Muere a los 98 la creadora de “La malasangre”
La dramaturga Griselda Gambaro falleció a los 98 años, dejando como huella su obra emblemática de 1982, “La malasangre”. El texto, que sigue presente en los escenarios argentinos, vuelve a ser centro de debate sobre violencia, silencio y poder. La nota revisa el legado de la pieza y señala lo que aún no se sabe.
Griselda Gambaro, una de las voces más incisivas del teatro argentino, murió a los 98 años. La información proviene de Clarín, que no precisó la fecha exacta del fallecimiento ni las causas que lo provocaron. La ausencia de esos datos deja abierta la cuestión de cómo se comunicó la noticia y quién será responsable de custodiar su obra y su archivo personal.
“Yo me callo, pero el silencio grita” – esas palabras del personaje de Dolores en “La malasangre” fueron elegidas por Clarín para resumir la esencia de la pieza. Estrenada el 17 de agosto de 1982 en el Teatro Olimpia, la obra contó con la dirección de Laura Yusem y un elenco encabezado por Soledad Silveyra y Oscar Martínez, acompañados por Laura Murúa, Susana Lanteri y Patricia Contreras. Desde entonces, la pieza se ha convertido en un elemento “ineludible” del repertorio teatral nacional, según la propia nota.
La trama se sitúa en la Argentina rosista, bajo la figura del Restaurador, y dibuja una analogía directa entre la violencia del territorio y la violencia doméstica que impera en la casa de Benigno y su familia. El padre, Benigno, ejerce un poder autoritario que se traslada a su hija Dolores, quien a su vez controla a su esposa y a su propia hija con una violencia más sutil, recurriendo al arte y a la educación como instrumentos de dominación. El amor prohibido entre Dolores y Rafael, otro de los personajes centrales, se plantea como una resistencia que “fracasa siempre” cuando los vencidos “se enfrentan con coraje y dignidad”. Gambaro misma explicó que quería contar una historia que mostrara esa zona donde el poder omnímodo se tambalea.

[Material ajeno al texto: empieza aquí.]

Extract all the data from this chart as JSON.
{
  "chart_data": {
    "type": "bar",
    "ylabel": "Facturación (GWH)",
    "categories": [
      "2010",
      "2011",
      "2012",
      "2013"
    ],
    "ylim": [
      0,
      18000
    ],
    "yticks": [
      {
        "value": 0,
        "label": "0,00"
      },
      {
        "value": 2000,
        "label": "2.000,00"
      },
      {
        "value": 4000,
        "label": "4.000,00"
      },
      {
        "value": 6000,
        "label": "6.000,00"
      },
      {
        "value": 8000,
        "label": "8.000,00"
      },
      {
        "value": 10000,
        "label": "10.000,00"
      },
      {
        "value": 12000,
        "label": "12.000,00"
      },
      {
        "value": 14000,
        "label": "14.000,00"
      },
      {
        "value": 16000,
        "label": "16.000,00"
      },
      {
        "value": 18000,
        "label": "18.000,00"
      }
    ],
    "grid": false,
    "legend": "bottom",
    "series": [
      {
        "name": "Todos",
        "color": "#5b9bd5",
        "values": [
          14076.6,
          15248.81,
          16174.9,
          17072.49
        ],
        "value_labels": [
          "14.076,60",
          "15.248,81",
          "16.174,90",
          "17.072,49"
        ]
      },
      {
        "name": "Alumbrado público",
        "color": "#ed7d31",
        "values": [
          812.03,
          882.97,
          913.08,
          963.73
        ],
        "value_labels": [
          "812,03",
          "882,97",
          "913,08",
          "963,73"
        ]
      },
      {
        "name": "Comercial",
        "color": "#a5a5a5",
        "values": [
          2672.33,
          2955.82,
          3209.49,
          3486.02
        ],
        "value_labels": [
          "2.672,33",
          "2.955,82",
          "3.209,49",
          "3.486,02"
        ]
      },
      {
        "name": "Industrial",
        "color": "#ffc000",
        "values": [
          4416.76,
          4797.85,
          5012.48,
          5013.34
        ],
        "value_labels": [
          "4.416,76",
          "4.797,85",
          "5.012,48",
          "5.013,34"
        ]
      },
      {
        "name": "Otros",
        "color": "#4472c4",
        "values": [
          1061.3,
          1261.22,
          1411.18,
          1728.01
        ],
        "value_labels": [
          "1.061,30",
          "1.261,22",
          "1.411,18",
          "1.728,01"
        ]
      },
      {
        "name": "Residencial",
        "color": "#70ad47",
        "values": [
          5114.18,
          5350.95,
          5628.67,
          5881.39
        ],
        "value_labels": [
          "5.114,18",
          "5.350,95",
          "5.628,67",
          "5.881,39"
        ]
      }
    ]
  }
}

El artículo subraya la fuerza del silencio en la obra: la “no palabra” de la madre sumisa, los “juegos perversos” del padre y el “te amo” de Dolores que desencadena una serie de reacciones contradictorias. Sin embargo, la pieza no se menciona en términos de su puesta en escena actual. ¿Se sigue representando en los teatros de la ciudad? ¿Qué compañías la están reeditando y bajo qué enfoques? La ausencia de información sobre producciones recientes deja un vacío que invita a preguntar cómo el legado de Gambaro se mantiene vivo en la práctica teatral contemporánea.
Otro punto que queda sin responder es la recepción del público y la crítica en los últimos años. La nota remarca que “La malasangre” forma parte del repertorio, pero no ofrece datos de asistencia, reseñas o premios que hayan reconocido su vigencia. ¿Se ha convertido en una obra de estudio en las escuelas de arte? ¿Qué papel juega en la discusión actual sobre violencia de género y autoritarismo? La falta de estos indicadores dificulta medir el impacto real de la obra más allá del reconocimiento simbólico.
Finalmente, la cobertura no menciona los planes de homenaje o la organización de un posible tributo institucional. Dado que Gambaro fue una figura central del teatro argentino, resulta pertinente preguntar quién asumirá la gestión de sus derechos de autor y si se organizarán retrospectivas que incluyan otras obras suyas, como “El país que nos queremos”. Sin esa información, el anuncio de su muerte queda incompleto y genera más interrogantes que respuestas.
En síntesis, la noticia confirma el fallecimiento de una de las dramaturgas más influyentes del país y recuerda brevemente la trama de “La malasangre”. Pero la ausencia de datos sobre el funeral, la gestión del legado y la actualidad escénica de la obra deja varios cabos sueltos que la audiencia y el mundo teatral argentino probablemente querrán ver atados.